Schon die Art, wie Alexander Kluge und Edgar Reitz den Titel ihres gemeinsamen Films präsentieren, zeigt an, worum es ihnen geht. Begriffliche Hypotaxen vermeidend — in Absage an überlieferte Bedeutungsdramaturgien — reihen sie Wahrnehmung an Wahrnehmung, Fundstück an Fundstück. Auch der Titel ist eine zufällig gefundene Einzelheit, die erste in einer langen Kette, nicht die Zusammenfassung des Filmthemas, kein übergeordneter Begriff, nach dem die folgenden Bilder und Sätze sich interpretieren ließen. So nähert sich die Kamera in ihrer ersten Einstellung langsam einer Zimmertür, auf die mit der Hand geschrieben steht: In Gefahr und größter Noth bringt der Mittelweg den Tod.
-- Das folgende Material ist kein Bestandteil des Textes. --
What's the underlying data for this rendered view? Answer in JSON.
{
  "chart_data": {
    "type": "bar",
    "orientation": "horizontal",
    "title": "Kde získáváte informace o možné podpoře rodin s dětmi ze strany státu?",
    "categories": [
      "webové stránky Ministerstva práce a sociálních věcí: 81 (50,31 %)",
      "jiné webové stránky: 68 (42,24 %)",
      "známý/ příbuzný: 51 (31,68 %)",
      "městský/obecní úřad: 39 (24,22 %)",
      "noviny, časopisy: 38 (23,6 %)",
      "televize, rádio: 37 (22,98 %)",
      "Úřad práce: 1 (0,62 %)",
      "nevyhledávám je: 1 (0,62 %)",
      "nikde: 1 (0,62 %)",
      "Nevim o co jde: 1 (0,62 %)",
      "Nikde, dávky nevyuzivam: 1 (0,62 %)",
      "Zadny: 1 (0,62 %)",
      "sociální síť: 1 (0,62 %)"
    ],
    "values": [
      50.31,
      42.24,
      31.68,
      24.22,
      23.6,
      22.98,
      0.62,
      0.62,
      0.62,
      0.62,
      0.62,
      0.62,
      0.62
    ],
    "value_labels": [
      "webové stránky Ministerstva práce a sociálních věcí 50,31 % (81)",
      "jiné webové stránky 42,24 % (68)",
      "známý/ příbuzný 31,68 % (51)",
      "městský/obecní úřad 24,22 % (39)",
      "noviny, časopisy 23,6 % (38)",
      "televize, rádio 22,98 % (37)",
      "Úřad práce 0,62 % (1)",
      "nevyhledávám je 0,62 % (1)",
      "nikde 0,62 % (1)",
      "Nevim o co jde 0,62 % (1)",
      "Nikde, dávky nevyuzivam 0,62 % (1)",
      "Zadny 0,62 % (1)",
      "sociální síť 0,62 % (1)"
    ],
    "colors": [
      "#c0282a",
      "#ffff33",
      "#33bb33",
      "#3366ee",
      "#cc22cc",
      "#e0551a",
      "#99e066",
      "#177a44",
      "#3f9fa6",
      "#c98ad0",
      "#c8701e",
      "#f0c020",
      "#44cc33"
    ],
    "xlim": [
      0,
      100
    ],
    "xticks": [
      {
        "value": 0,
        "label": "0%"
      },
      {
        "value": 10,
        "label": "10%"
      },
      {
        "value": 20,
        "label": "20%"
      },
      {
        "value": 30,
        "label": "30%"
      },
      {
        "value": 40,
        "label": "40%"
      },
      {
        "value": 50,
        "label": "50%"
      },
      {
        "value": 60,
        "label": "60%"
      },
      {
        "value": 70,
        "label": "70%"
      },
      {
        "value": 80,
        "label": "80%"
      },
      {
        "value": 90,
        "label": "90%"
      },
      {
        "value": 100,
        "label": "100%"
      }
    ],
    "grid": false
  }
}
Die Filmemacher haben den Spruch in einem der besetzten Frankfurter Häuser Ecke Schumannstraße/Bockenheimer Landstraße aufgenommen; der Zimmerbewohner wollte den Spruch sehr wahrscheinlich politisch verstanden wissen, im Sinn der radikalen Linken als Kritik an Sozialdemokratie und Sowjetmarxismus, während der eigentliche Verfasser, der schlesische Lyriker Friedrich von Logau, im Aphorismus die religiöse Unbedingtheit des barocken Mystikers formuliert hat; man könnte sich schließlich den Spruch auch als Haussegen eines preußischen Offiziers vorstellen. Das soll heißen: die Dinge der Welt sind nicht so eindeutig wie sie erscheinen, sie wechseln semantisch je nach Position und Interesse dessen, der sie gebraucht. Der Begriff der Radikalität schillert irritierend.

„Wenn wir eine Rebellion des Willens gegen die Wahrnehmung realer Verhältnisse bemerken, die die sinnliche und intellektuelle Arbeit und eigentlich auch den Gegenstand, mit dem man sich auseinander setzen muß, wegfegt, also einen neuen Idealismus und Subjektivis mus, dann halten wir es für parteilich, genau dagegen anzugehen. Es ist dann nötig, große Massen von unerträglicher oder lachhafter Rea lität in Filmen zusammenzufassen, an denen sich die Fähigkeit eines geduldigen komplexen Wahrnehmens abarbeiten kann.“ Alexander Kluge (1)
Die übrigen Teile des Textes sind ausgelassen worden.